Re: postmaster segfaults with HUGE table - Mailing list pgsql-hackers

From Simon Riggs
Subject Re: postmaster segfaults with HUGE table
Date
Msg-id 1100431474.2950.166.camel@localhost.localdomain
Whole thread Raw
In response to Re: postmaster segfaults with HUGE table  (Neil Conway <neilc@samurai.com>)
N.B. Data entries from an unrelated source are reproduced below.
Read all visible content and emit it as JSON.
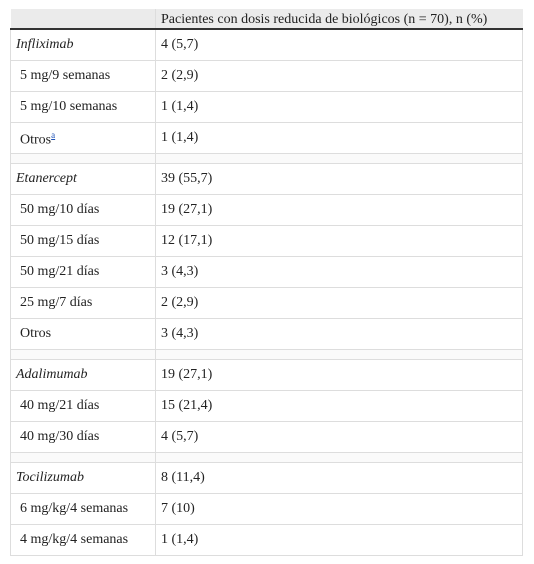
{
  "header": {
    "column": "Pacientes con dosis reducida de biológicos (n = 70), n (%)"
  },
  "groups": [
    {
      "name": "Infliximab",
      "value": "4 (5,7)",
      "rows": [
        {
          "label": "5 mg/9 semanas",
          "value": "2 (2,9)"
        },
        {
          "label": "5 mg/10 semanas",
          "value": "1 (1,4)"
        },
        {
          "label": "Otros",
          "note": "a",
          "value": "1 (1,4)"
        }
      ]
    },
    {
      "name": "Etanercept",
      "value": "39 (55,7)",
      "rows": [
        {
          "label": "50 mg/10 días",
          "value": "19 (27,1)"
        },
        {
          "label": "50 mg/15 días",
          "value": "12 (17,1)"
        },
        {
          "label": "50 mg/21 días",
          "value": "3 (4,3)"
        },
        {
          "label": "25 mg/7 días",
          "value": "2 (2,9)"
        },
        {
          "label": "Otros",
          "value": "3 (4,3)"
        }
      ]
    },
    {
      "name": "Adalimumab",
      "value": "19 (27,1)",
      "rows": [
        {
          "label": "40 mg/21 días",
          "value": "15 (21,4)"
        },
        {
          "label": "40 mg/30 días",
          "value": "4 (5,7)"
        }
      ]
    },
    {
      "name": "Tocilizumab",
      "value": "8 (11,4)",
      "rows": [
        {
          "label": "6 mg/kg/4 semanas",
          "value": "7 (10)"
        },
        {
          "label": "4 mg/kg/4 semanas",
          "value": "1 (1,4)"
        }
      ]
    }
  ]
}
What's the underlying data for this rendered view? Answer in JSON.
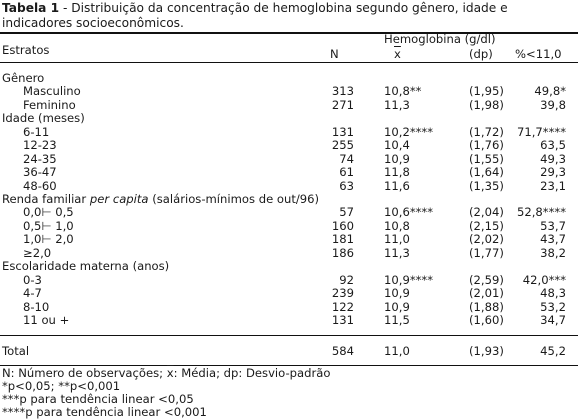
{
  "caption": {
    "label": "Tabela 1",
    "text": " - Distribuição da concentração de hemoglobina segundo gênero, idade e indicadores socioeconômicos."
  },
  "header": {
    "strata": "Estratos",
    "n": "N",
    "group": "Hemoglobina (g/dl)",
    "mean": "x",
    "dp": "(dp)",
    "pct": "%<11,0"
  },
  "sections": [
    {
      "title": "Gênero",
      "rows": [
        {
          "label": "Masculino",
          "n": "313",
          "mean": "10,8**",
          "dp": "(1,95)",
          "pct": "49,8*"
        },
        {
          "label": "Feminino",
          "n": "271",
          "mean": "11,3",
          "dp": "(1,98)",
          "pct": "39,8"
        }
      ]
    },
    {
      "title": "Idade (meses)",
      "rows": [
        {
          "label": "6-11",
          "n": "131",
          "mean": "10,2****",
          "dp": "(1,72)",
          "pct": "71,7****"
        },
        {
          "label": "12-23",
          "n": "255",
          "mean": "10,4",
          "dp": "(1,76)",
          "pct": "63,5"
        },
        {
          "label": "24-35",
          "n": "74",
          "mean": "10,9",
          "dp": "(1,55)",
          "pct": "49,3"
        },
        {
          "label": "36-47",
          "n": "61",
          "mean": "11,8",
          "dp": "(1,64)",
          "pct": "29,3"
        },
        {
          "label": "48-60",
          "n": "63",
          "mean": "11,6",
          "dp": "(1,35)",
          "pct": "23,1"
        }
      ]
    },
    {
      "title": "Renda familiar ",
      "title_em": "per capita",
      "title_rest": " (salários-mínimos de out/96)",
      "rows": [
        {
          "label": "0,0⊢ 0,5",
          "n": "57",
          "mean": "10,6****",
          "dp": "(2,04)",
          "pct": "52,8****"
        },
        {
          "label": "0,5⊢ 1,0",
          "n": "160",
          "mean": "10,8",
          "dp": "(2,15)",
          "pct": "53,7"
        },
        {
          "label": "1,0⊢ 2,0",
          "n": "181",
          "mean": "11,0",
          "dp": "(2,02)",
          "pct": "43,7"
        },
        {
          "label": "≥2,0",
          "n": "186",
          "mean": "11,3",
          "dp": "(1,77)",
          "pct": "38,2"
        }
      ]
    },
    {
      "title": "Escolaridade materna (anos)",
      "rows": [
        {
          "label": "0-3",
          "n": "92",
          "mean": "10,9****",
          "dp": "(2,59)",
          "pct": "42,0***"
        },
        {
          "label": "4-7",
          "n": "239",
          "mean": "10,9",
          "dp": "(2,01)",
          "pct": "48,3"
        },
        {
          "label": "8-10",
          "n": "122",
          "mean": "10,9",
          "dp": "(1,88)",
          "pct": "53,2"
        },
        {
          "label": "11 ou +",
          "n": "131",
          "mean": "11,5",
          "dp": "(1,60)",
          "pct": "34,7"
        }
      ]
    }
  ],
  "total": {
    "label": "Total",
    "n": "584",
    "mean": "11,0",
    "dp": "(1,93)",
    "pct": "45,2"
  },
  "footnotes": {
    "line1_a": "N: Número de observações; ",
    "line1_x": "x",
    "line1_b": ": Média; dp: Desvio-padrão",
    "line2": "*p<0,05; **p<0,001",
    "line3": "***p para tendência linear <0,05",
    "line4": "****p para tendência linear <0,001"
  }
}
Responses Re: postmaster segfaults with HUGE table  (Neil Conway <neilc@samurai.com>)
List pgsql-hackers
On Sun, 2004-11-14 at 10:05, Neil Conway wrote:
> Joachim Wieland wrote:
> > this query makes postmaster (beta4) die with signal 11:
> > 
> > (echo "CREATE TABLE footest(";
> >     for i in `seq 0 66000`; do
> >         echo "col$i int NOT NULL,";
> >     done;
> > echo "PRIMARY KEY(col0));") | psql test
> > 
> > 
> > ERROR:  tables can have at most 1600 columns
> > LOG:  server process (PID 2140) was terminated by signal 11
> > LOG:  terminating any other active server processes
> > LOG:  all server processes terminated; reinitializing
> 
> At best you're going to get the error message above: "tables can have at 
> most 1600 columns". But this is definitely a bug: we end up triggering 
> this assertion:
> 
> TRAP: BadArgument("!(attributeNumber >= 1)", File: "tupdesc.c", Line: 405)
> 
> This specific assertion is triggered because we represent attribute 
> numbers throughout the code base as a (signed) int16 -- the assertion 
> failure has occurred because an int16 has wrapped around due to 
> overflow. A fix would be to add a check to DefineRelation() (or even 
> earlier) to reject CREATE TABLEs with more than "MaxHeapAttributeNumber" 
> columns. We eventually do perform this check in 
> heap_create_with_catalog(), but by that point it is too late: various 
> functions have been invoked that assume we're dealing with a sane number 
> of columns.
> 
> BTW, I noticed that there's an O(n^2) algorithm to check for duplicate 
> column names in DefineRelation() -- with 60,000 column names that takes 
> minutes to execute, but an inconsequential amount of time with 1500 
> column names. So I don't think there's any point rewriting the algorithm 
> to be faster -- provided we move the check for MaxHeapAttributeNumber 
> previous to this loop, we should be fine.
> 

This seems too obvious a problem to have caused a bug...presumably this
has been there for a while? Does this mean that we do not have
regression tests for each maximum setting ... i.e. are we missing a
whole class of tests in the regression tests?